= The Wyalong Star and Temora and Barmedman Advertiser =

Former newspaper in New South Wales, Australia

The Wyalong Star and Temora and Barmedman Advertiser was an English language newspaper published in Wyalong, New South Wales, Australia.

Front page of The Wyalong Star and Temora and Barmedman Advertiser, 3 August 1894

== History ==
The Wyalong Star and Temora and Barmedman Advertiser was first published on 30 March 1894 under the partnership of James Joseph Crowley and Michael Joseph Canty. Crowley and Canty were formerly the publishers of the Temora "Advocate" which was one of the first newspapers on the expanding gold fields of New South Wales. T. A. Crowe was the first editor of The Wyalong Star and Temora and Barmedman Advertiser. He left the paper around 1906 and became the first clerk of the Bland Shire Council. From there he took up dairy farming also trying his hand at running an orchard and held several prominent public office positions sitting on the first Hospital Committee and the first School of Arts Committee. After Crowe left the paper, editorial duties were managed for several years by John Crowley, brother of proprietor James Crowley.

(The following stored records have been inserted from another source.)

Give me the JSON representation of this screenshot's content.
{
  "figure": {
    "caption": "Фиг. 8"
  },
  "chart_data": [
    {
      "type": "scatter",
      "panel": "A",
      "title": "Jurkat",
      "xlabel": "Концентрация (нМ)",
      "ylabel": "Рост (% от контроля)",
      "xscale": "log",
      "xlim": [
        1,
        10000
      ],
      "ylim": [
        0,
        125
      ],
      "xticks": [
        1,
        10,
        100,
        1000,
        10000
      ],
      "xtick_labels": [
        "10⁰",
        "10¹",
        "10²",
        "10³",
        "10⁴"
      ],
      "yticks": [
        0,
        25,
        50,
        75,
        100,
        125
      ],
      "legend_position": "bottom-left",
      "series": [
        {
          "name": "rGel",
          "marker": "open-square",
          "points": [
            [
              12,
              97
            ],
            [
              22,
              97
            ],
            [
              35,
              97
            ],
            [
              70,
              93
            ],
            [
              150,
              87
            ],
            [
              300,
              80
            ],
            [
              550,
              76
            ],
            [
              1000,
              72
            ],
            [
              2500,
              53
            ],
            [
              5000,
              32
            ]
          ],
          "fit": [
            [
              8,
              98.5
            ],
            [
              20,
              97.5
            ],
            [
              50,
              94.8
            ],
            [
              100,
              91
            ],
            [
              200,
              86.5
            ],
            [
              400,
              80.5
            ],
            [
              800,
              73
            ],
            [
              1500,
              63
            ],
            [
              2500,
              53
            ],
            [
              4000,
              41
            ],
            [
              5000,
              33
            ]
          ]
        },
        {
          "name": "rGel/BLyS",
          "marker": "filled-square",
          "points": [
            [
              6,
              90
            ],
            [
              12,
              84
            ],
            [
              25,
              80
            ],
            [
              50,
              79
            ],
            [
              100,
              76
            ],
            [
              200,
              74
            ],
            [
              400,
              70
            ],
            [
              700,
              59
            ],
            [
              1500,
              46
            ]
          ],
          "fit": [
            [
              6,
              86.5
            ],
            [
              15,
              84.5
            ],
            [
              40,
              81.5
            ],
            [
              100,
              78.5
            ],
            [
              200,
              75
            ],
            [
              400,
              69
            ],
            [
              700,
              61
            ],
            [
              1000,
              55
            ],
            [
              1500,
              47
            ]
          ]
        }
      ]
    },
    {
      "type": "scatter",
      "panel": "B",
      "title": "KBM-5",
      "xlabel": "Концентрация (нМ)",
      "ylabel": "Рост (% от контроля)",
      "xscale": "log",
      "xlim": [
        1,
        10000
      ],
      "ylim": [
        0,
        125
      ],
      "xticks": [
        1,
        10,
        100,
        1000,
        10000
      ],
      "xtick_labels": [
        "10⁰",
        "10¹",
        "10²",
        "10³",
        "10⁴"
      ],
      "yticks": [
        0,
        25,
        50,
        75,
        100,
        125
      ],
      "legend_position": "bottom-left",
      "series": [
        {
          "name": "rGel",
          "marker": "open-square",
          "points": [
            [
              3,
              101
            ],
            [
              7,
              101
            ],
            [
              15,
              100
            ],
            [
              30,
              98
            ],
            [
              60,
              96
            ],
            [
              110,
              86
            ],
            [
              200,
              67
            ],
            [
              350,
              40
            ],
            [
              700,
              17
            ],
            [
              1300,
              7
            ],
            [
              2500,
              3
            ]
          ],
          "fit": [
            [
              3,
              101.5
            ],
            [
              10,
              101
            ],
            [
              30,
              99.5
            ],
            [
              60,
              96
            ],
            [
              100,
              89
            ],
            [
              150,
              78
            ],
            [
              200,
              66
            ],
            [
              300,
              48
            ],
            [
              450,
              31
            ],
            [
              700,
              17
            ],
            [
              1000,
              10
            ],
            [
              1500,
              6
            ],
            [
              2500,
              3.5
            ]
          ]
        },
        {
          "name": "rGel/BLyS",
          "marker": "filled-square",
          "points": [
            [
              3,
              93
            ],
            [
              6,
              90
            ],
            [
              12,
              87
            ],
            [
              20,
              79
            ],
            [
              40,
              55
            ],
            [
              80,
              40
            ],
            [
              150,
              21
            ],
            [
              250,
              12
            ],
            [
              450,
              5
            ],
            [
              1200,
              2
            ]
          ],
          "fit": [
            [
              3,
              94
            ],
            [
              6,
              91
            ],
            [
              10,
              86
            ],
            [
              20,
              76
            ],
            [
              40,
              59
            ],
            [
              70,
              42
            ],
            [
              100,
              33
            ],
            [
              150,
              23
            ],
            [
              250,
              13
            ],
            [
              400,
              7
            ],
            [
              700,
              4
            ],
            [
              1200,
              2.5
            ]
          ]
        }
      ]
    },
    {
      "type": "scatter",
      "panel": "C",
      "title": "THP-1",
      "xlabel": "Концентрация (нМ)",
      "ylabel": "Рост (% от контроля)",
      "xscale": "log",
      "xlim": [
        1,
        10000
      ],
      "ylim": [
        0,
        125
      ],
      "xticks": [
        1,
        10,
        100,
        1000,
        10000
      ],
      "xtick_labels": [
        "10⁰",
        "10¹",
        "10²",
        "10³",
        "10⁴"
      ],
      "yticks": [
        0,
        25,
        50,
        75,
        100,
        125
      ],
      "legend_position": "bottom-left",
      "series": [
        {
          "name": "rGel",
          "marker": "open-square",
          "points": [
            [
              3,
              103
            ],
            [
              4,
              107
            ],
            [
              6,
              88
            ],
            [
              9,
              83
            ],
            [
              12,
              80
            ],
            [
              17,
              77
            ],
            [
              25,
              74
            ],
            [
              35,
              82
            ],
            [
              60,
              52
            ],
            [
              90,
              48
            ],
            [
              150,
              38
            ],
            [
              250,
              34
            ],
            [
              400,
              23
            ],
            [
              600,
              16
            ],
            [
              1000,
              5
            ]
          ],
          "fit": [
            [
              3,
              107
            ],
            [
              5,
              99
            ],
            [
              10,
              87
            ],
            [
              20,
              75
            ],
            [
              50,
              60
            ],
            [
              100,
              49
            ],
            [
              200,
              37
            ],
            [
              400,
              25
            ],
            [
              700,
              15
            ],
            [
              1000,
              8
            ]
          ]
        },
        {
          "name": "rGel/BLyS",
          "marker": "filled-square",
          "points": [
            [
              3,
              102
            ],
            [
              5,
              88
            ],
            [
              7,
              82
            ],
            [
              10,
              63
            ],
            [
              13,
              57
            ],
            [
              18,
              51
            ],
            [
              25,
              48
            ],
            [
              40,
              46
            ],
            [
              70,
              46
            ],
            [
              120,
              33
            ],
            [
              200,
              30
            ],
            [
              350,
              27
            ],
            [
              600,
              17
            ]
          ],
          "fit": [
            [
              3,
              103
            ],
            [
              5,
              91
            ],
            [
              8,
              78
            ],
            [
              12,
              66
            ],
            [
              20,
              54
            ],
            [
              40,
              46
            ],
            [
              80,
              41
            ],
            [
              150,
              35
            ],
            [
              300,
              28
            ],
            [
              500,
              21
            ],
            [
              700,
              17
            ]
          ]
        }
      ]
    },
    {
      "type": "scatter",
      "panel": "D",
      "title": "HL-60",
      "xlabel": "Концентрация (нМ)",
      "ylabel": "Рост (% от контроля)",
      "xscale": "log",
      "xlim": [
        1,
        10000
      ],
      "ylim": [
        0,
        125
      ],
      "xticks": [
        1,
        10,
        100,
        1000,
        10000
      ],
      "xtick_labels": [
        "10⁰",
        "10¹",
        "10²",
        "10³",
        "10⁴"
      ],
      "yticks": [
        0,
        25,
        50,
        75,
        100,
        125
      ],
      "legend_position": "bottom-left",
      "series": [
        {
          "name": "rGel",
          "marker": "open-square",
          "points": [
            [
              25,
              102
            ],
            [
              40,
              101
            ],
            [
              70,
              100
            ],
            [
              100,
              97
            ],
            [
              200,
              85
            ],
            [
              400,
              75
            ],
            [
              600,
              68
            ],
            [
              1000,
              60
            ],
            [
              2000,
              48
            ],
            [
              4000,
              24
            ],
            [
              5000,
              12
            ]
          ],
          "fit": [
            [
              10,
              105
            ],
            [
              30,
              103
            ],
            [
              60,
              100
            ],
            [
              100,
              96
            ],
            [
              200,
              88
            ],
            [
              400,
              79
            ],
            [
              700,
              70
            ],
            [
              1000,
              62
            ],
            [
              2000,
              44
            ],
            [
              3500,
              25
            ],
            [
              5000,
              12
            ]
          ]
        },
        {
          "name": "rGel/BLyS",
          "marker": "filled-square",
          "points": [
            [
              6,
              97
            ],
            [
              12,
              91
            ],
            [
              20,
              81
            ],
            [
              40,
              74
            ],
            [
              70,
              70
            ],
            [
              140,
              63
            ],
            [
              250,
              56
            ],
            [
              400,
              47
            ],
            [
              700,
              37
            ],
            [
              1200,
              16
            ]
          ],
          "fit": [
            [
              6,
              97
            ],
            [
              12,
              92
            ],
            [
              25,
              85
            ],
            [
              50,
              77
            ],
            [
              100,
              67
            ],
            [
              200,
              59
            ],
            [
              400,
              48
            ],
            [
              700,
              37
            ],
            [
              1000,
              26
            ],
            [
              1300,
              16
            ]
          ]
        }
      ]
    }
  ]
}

In the early 1920s T. A. Crowe returned to the newspaper this time buying into the enterprise and forming a partnership with M. J. Lynch. He later bought out Lynch and became the sole proprietor of the newspaper. Crowe sold the newspaper to John William Parker in 1928 and The Wyalong Star was formally incorporated into The Wyalong Advocate on 3 August 1928.

== Digitisation ==
The Wyalong Star and Temora and Barmedman Advertiser has been digitised as part of the Australian Newspapers Digitisation Program of the National Library of Australia.